F. Plan versus chance. Pattern in nature may arise from plan or it may arise from the random processes of chance. The validity of interpretation of scientific observations sometimes rests on which of these alternatives is assumed. The area of theories on organic evolution provides many examples where the direction of investigation and the interpretation of data may be significantly dependent on whether random chance or purposeful creation is assumed to play the dominant role in the formation of basic patterns. The Bible does not rule the random processes of chance out of the chain of causality. The Bible does insist emphatically on the purposeful and knowing creation by God as the true origin of the universe and of the basic structural and behavioral patterns of nature, and on the continuing providence of God as the ultimate basis of the stability of natural law.

III. All experiential reality. In its broadest sense science may be described as systematized knowledge of truth where every truth may be identified. The Bible is a prolific sourcebook of truth (Ps 119:160; John 17:17) and its identification (Matt 7:15-20; John 14:6; 1 John 4:1-6).

A. The spiritual realm. The Bible teaches that the physical realm is not all of reality, but that it is coexistent with a spiritual realm (John 4:24; Rev 16:14). The Bible teaches that the physical realm is permeated by the spiritual realm (Gen 2:7; Eph 6:12; 1 Pet 5:8), and that the two realms interact on each other (Matt 17:19, 20; John 13:2; Acts 2:2-4). It teaches also that the spiritual realm is eternal while the physical realm is temporal (Matt 24:35), and that the ultimate source of all knowledge and power is in the spiritual realm (Ps 111:10; Matt 28:18; Rom 11:33-36).

B. Spiritual-physical interactions. Pagans, both ancient and modern, frequently ascribe natural phenomena to unpredictable spiritual activity. Bible writers ascribed natural phenomena to the activity of God. In both cases natural chains of causality included supernatural agents. As science brought about an ever-increasing understanding of the patterns of natural behavior, spiritual forces disappeared from science as recognized elements in natural chains of causality. If natural processes were to be modified temporarily by supernatural intervention, natural law would appear to be violated, and the event would be called a miracle. The Bible contains many accounts of miracles.

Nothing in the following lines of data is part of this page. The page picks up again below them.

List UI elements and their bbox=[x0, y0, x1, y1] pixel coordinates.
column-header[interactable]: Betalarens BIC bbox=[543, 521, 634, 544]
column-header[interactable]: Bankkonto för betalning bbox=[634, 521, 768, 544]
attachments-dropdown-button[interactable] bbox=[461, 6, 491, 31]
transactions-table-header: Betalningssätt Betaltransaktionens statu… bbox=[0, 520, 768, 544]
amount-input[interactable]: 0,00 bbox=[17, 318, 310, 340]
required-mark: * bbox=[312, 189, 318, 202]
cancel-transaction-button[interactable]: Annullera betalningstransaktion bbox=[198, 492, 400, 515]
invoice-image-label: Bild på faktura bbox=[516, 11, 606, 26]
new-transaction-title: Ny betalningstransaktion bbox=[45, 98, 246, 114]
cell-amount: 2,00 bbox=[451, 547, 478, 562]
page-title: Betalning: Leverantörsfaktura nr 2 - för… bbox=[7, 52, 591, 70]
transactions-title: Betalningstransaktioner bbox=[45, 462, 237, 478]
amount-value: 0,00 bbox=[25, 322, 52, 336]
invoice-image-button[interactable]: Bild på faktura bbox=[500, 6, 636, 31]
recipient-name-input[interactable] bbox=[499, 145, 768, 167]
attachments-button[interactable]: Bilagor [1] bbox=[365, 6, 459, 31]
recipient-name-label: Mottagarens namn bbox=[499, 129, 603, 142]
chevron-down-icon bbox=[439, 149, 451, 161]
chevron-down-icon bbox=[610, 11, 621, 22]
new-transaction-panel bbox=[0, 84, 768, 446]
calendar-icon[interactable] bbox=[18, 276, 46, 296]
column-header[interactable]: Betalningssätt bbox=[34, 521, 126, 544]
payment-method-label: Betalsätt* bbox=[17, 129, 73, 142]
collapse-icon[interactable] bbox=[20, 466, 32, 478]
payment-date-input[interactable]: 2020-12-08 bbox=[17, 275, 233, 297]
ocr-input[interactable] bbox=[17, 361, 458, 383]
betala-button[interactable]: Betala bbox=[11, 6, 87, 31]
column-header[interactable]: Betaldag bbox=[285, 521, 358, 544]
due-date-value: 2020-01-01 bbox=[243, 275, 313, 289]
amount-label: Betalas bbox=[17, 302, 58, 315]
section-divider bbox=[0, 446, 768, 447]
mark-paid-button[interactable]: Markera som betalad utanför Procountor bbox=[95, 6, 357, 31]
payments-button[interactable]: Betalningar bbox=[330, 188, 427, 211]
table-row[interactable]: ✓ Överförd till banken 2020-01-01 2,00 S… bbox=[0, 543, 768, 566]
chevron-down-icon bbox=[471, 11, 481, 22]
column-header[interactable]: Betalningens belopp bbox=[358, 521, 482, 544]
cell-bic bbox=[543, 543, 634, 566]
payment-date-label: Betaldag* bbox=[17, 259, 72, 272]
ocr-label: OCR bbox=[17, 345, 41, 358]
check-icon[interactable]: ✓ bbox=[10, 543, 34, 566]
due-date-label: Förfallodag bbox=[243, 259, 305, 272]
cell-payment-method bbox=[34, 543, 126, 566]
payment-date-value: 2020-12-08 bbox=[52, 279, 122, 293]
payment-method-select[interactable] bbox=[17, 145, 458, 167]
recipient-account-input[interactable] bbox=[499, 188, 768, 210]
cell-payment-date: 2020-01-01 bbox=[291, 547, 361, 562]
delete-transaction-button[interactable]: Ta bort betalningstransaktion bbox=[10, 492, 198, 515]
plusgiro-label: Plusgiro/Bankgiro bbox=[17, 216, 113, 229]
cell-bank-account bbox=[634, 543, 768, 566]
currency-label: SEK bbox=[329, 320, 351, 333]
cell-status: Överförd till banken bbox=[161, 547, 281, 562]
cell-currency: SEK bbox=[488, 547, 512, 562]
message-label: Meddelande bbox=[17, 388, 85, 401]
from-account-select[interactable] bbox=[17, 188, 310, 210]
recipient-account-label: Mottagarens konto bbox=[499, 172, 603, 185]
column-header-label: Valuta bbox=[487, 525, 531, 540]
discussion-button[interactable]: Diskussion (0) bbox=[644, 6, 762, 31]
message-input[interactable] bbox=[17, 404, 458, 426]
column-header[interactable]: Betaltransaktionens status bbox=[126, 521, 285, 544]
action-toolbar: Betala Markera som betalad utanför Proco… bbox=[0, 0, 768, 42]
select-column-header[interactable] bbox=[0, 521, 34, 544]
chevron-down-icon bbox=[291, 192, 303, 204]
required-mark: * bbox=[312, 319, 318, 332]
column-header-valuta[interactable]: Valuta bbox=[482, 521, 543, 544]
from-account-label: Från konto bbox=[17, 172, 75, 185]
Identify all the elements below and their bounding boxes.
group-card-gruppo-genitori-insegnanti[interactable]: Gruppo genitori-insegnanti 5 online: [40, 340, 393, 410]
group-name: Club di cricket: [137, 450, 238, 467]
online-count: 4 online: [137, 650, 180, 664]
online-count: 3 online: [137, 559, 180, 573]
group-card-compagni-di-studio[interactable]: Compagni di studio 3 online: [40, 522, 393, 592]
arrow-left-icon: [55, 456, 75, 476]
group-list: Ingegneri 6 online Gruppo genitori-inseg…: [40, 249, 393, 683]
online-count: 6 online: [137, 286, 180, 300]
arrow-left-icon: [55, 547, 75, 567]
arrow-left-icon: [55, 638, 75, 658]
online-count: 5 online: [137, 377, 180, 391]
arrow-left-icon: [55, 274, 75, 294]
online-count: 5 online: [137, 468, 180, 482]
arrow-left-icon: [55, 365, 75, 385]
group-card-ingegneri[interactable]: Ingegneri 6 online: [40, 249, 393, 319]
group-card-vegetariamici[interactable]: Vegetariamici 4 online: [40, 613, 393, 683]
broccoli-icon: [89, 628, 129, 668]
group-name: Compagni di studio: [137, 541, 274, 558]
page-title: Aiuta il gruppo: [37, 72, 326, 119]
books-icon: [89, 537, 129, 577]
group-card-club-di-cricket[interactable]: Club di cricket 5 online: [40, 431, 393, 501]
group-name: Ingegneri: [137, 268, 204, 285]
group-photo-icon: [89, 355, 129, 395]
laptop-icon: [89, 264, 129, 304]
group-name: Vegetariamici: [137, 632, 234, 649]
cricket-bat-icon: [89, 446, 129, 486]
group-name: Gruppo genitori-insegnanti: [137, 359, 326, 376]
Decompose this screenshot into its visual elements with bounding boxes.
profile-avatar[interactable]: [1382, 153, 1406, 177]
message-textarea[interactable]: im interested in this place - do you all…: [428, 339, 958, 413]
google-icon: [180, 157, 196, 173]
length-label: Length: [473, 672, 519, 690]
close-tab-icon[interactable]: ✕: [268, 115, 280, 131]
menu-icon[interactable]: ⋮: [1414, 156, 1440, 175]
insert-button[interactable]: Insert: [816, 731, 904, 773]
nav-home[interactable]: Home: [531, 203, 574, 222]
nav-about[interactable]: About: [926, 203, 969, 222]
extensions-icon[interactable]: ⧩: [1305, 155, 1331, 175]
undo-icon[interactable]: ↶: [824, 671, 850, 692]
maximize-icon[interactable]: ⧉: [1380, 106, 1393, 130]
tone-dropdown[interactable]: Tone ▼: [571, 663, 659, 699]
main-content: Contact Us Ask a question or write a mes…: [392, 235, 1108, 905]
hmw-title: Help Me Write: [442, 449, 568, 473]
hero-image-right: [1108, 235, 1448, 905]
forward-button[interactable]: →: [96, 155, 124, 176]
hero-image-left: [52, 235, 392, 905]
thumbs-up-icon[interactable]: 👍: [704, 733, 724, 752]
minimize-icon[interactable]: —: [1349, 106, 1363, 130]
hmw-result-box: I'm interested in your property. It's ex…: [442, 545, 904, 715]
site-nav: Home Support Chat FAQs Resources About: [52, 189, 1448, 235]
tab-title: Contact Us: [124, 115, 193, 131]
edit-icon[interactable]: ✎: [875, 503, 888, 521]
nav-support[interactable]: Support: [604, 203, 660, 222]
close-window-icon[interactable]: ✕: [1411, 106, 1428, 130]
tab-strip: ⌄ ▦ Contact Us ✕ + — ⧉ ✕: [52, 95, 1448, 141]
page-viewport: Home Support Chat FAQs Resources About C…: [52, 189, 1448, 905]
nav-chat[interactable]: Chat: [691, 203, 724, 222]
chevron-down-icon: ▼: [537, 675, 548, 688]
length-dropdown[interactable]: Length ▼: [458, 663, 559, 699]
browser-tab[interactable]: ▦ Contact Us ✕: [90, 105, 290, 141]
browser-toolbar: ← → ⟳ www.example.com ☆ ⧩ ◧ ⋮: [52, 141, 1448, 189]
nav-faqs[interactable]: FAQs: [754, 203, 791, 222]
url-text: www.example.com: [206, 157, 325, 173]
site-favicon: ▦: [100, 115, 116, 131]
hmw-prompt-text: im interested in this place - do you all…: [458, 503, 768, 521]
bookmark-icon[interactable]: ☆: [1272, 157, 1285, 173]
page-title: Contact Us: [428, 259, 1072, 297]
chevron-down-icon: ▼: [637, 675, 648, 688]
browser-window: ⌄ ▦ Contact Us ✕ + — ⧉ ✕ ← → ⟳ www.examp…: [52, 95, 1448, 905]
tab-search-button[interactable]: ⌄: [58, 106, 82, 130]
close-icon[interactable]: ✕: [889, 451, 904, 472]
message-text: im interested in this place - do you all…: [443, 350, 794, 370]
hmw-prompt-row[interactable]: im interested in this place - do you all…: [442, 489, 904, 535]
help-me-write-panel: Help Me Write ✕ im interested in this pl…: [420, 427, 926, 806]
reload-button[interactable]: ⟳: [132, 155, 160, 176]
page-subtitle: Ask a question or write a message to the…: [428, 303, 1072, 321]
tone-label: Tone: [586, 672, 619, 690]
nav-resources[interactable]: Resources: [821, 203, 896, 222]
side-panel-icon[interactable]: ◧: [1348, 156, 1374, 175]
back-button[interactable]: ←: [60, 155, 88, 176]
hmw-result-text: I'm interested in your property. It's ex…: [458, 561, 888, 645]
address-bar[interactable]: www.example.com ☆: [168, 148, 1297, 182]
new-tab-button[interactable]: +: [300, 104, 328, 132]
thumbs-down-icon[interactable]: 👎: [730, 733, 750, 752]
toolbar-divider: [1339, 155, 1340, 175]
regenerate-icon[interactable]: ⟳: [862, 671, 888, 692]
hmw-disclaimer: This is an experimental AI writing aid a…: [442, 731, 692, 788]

In some cases, such as the long day of Joshua (Josh 10:12) and the dial of Ahaz (2 Kings 20:11; Isa 38:8), a non-critical interpretation would imply the historical occurrence of a world-wide catastrophe for which historical evidence is lacking. However, according to Ramm, critical examination of the texts and interpretation in the light of the contexts raise uncertainty as to what natural perturbations actually occurred, and greatly diminish the consequence of search for scientific explanations. In other OT cases the miracles ascribed to God’s witnesses are wrought by God as authentication of His witness, and appear to be clear cases of spiritual-physical interactions.

New Testament miracles performed in the course of Christ’s ministry clearly demonstrate spiritual power over natural phenomena (Mark 4:39; 6:41-44, 48; John 2:1-11; 11:44) and disclose the potency of faith to exercise control over that power (Matt 9:22; James 5:16). The miracles of the virgin birth (Matt 1:18-25; Luke 1:26-2:7) and the resurrection (1 Cor 15:12-23) are central to Christian belief.

IV. Science and theology. The pursuit of knowledge in the field of science and in the field of theology have long been considered as two separate and unrelated professions. However, if science deals with what God did and theology deals with why He did it, then it would seem that a combination of these two professions in an inter-disciplinary search for truth might profoundly benefit humanity. As the joining of philosophy and technology in Newton’s day produced the scientific revolution and gave man the understanding of natural forces that led to the industrial revolution, would not the joining of theology and science in our day produce a “knowledge of truth” revolution and give man the understanding of spiritual forces that would lead to a spiritual revolution? If so, then as the industrial revolution freed man from the bondage of drudgery and dependence on his own physical power, the spiritual revolution should free man from the bondage of fear and dependence on his own spiritual power.

Bibliography H. Rimmer, The Harmony of Science and Scripture, 3rd ed. (1936); W. F. Beirnes, “Forecasts of the Advent,” Dawn 29:31, 32, Jan. 1951; O. E. Sander, Does Science Support Scripture? (1951); B. Ramm, The Christian View of Science and Scripture (1966); D. M. Macay, Christianity in a Mechanistic Universe (1966).